Must be Tarn, since he legit thought his wife was murdered by wizards for years and we're explicitly told this instigated his military escalations.
TBH we don't even know if Karl was Diabolic prior to Jo-Anna's disappearance. He might very well have been Aberrant or Unprincipled prior to that. *shrug*
HWalsh wrote:You're skirting into some arguments used to normalize actual real-world hate groups.
A LOT of things are binary.
A 1 or a 0.
If your organization is filled with racists,
and all racists are backing your organization,
even if you're not racist,
then it's time to find a new organization.
I don't view racism as binary though, there's no perfectly non-racist person or perfectly all-racist person. It's a spectrum. Same thing with sexism, ageism and all other kinds of unfair prejudices.

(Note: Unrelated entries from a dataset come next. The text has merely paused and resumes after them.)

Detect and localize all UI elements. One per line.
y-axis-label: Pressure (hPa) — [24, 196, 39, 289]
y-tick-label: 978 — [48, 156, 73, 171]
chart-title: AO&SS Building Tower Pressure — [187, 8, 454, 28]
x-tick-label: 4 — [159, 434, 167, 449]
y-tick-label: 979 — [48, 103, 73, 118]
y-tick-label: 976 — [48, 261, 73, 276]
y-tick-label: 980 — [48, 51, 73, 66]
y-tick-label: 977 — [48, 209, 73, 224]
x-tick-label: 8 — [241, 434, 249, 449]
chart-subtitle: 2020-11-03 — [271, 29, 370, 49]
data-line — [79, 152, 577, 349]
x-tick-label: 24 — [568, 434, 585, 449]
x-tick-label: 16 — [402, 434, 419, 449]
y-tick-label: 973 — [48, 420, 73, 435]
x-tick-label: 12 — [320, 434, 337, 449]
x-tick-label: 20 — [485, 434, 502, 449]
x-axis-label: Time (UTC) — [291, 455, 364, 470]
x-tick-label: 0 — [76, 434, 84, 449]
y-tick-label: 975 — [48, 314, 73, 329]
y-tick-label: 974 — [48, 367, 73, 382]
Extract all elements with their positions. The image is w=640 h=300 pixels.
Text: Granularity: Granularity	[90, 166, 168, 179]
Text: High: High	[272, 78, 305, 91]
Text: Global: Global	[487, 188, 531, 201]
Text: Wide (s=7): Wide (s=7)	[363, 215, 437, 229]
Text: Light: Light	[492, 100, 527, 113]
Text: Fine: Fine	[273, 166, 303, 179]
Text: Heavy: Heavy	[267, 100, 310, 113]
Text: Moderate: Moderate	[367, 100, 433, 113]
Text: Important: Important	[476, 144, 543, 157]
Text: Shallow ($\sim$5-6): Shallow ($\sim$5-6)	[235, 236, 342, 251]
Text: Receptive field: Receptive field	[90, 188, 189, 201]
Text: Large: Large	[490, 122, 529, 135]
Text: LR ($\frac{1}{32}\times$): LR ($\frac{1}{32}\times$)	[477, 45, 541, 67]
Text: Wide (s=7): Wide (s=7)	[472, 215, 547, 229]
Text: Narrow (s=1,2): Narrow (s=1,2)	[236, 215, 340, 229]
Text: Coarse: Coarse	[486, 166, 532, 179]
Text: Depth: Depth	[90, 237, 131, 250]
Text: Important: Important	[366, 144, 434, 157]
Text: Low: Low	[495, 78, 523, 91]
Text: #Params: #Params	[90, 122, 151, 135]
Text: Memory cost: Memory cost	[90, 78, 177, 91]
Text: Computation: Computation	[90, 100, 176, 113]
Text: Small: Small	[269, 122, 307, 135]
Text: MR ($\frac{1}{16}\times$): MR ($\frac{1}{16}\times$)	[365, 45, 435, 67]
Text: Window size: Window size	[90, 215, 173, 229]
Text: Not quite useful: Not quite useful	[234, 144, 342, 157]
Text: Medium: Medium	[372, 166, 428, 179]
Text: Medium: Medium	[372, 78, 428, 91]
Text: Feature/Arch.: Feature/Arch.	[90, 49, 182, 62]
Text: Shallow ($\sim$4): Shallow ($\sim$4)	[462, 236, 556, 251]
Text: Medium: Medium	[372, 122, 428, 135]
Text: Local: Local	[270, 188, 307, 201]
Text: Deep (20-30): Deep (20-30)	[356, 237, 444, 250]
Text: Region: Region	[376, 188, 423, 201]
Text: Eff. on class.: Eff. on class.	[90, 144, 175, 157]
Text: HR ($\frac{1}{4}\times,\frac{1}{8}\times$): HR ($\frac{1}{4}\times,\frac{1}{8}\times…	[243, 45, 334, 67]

I don't believe acknowledging that necessitates a path towards normalizing extreme versions of it. Rather it suggests relabeling (less racist / more racist) and making structured comparisons.
The risk we have with such false dichotomies is an extreme lack of humility by accusers, often accompanied by tunnel vision or hypocrisy. Like for example, legitimate victims of racism engaging in racism against other groups, which does happen: in viewing those who prey upon them as "the racists" one becomes unable to apply that analysis inward to realize "No, John. You are the racists."
Hotrod wrote:On the flipside, "othering" such groups, drawing hard lines, and calling them evil effectively distances them and makes it hard to influence them into deradicalization. Sometimes it takes understanding an the perspective of an evil and its rationalizations in order to overcome that evil.
I think othering can lead to sort of a feedback loop. When all-or-nothing false dichotomies come across in semantics used by arguing groups, a group who is actually worse (but never the ONLY group doing bad stuff) will light upon the irrationality of the dichotomy to construct their own: "they speak unreasoanbly, they are unreasonable folk, we are reasonable folk"
This is of course itself a further problem: both groups are capable of reasoning, even if each group has regions in which they reason better than others, neither is UNreasonable. While comparatively either could could be "more reasonable" or "less reasonable" in certain individual debates, both are prone to the unreasonable seduction of othering and exaggerating deficiencies in virtues as utter absences of them.
Sambot wrote:Hate groups are hate groups.
They exist for hate.
Seems oversimplifying. Hate seems like a vehicle driven from other aims, like desire. Though maybe that's getting too Jedi?
IE to evil leaders who want to use hate groups just to consolidate power, hate is a vehicle they use to pursue the true purpose for it's existence: getting resources for the leader, whether that's material assets or having loyal minions.
To the followers, the vehicle of hate is one I think they embrace because they are convinced that the things they hate are threats to whatever things they want to protect, perhaps things they love. Whether that's their family/friends or a sense of culture or safety.
I don't want to generalize that all hate derives from fear and that all fear derives from love, but people probably could paint that causality chain for a lot of stuff.
Love/Fear do not always lead to rational places, and hate is one such place it can lead as anger is directed in an often-confused way of trying to enact change or prevent change.
Sambot wrote:Other groups have haters among their members
but they're not all haters.
And there's all kinds of reasons for their joining.
Some are just people defending their home.
Not mutually exclusive either: joining the CS to defend your home can also coexist with hatred towards those you think are threats to the home.